I’m hoping that as a way out the Myanmar government will make it much easier to invest in some off-the-beaten-track places. It is already trying to do this to some extent. If it is difficult to get a hotel permit in a key destination, it could make it relatively easy somewhere in the boondocks. This is really important in a huge country like Myanmar, rather than just saying, ‘We already have Yangon, Mandalay, Bagan and Inle Lake, so these are where we’re going to develop.’

What role can the private sector play to make tourism development in Myanmar more sustainable?
The best lessons probably come from Laos and Cambodia. Let’s take Cambodia first. For a long time people would only go to Siem Reap to see Angkor Wat, just flying in and out of one place. It’s only recently that people have started to look at Phnom Penh. More tourists are going there now, but the rest of the country is really lagging behind in development.

Laos is quite similar. People go to Luang Prabang and Vientiane because there is very little infrastructure in places like the Plain of Jars; southern Laos is only now starting to develop.

Once the world knows Laos equals Luang Prabang and Cambodia equals Angkor Wat, it becomes very difficult to get out of that mindset, even for the travel trade.

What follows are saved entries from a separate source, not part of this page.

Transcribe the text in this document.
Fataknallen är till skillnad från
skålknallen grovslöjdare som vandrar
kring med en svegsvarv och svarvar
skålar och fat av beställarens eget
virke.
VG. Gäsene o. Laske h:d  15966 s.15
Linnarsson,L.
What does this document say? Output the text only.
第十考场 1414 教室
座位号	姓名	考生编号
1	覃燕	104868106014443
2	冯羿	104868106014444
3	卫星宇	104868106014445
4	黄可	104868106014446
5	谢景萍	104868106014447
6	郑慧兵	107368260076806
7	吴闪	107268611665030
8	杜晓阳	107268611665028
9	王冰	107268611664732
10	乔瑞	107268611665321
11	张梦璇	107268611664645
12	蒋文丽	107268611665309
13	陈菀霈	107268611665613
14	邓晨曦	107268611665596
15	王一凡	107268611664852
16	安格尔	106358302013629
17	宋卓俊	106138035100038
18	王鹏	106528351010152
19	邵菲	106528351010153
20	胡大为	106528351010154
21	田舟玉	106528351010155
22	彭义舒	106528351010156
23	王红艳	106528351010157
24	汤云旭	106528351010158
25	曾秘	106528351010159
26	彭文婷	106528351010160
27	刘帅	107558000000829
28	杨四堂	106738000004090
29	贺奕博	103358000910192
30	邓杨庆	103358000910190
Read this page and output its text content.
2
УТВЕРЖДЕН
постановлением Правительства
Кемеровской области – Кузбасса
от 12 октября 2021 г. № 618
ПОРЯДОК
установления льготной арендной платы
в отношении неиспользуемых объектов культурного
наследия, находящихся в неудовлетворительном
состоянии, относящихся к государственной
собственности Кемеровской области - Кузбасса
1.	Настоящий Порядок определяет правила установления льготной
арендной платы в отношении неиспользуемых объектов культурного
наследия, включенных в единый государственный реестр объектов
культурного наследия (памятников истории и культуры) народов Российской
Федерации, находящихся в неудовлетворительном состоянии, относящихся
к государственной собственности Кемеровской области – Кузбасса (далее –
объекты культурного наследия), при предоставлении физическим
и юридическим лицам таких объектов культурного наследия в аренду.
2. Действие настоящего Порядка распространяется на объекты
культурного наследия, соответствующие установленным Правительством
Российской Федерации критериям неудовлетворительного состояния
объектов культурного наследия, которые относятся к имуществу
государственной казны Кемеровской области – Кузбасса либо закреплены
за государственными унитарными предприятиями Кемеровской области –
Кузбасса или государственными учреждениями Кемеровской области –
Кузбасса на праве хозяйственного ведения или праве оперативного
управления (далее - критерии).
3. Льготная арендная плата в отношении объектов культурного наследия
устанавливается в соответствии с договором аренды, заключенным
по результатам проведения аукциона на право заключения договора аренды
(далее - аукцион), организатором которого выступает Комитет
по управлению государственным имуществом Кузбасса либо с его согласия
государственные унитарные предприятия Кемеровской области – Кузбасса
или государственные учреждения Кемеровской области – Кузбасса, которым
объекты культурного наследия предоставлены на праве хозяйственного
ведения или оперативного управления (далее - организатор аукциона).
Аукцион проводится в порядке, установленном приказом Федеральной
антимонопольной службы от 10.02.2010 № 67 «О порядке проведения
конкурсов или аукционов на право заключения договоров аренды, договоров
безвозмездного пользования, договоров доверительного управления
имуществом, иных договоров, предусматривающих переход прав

What are the outcomes for the travel trade if it focuses on a single destination within a country, rather than developing and promoting tourism over a larger area?
Siem Reap is probably the best example of this. In typical Cambodian fashion, anyone can build a hotel there. You get a permit very easily. So now when you go to Siem Reap there are hotels everywhere. In high season they are full, but the average occupancy is not great the rest of the time, save for a few of the larger international chains. You see a lot of price competition there but development does not spread across the country. Even with the price competition people think Siem Reap is still the place to invest.

What role do you think the arrival of the ASEAN willem-img_1038_aEconomic Community (AEC) in 2015 will have on the region’s travel industry? Will it be a bang or a whimper?
I’m not sure the AEC will have the huge impact some people are expecting. There will be some impact and most of it will be positive. People are looking for opportunities to fill in gaps. The movement of labour, which is what most people are worried about, usually takes place because there is an economic benefit to move. So overall I think it will result in a more even spread of talent. There will be some very short-term commotion but it will settle down.

What would you change across the region?
Visas, immigration systems, TM cards (for Thai immigration), visa on arrival queues, etc − if these could be eradicated it would really help.

They really diminish the travel experience.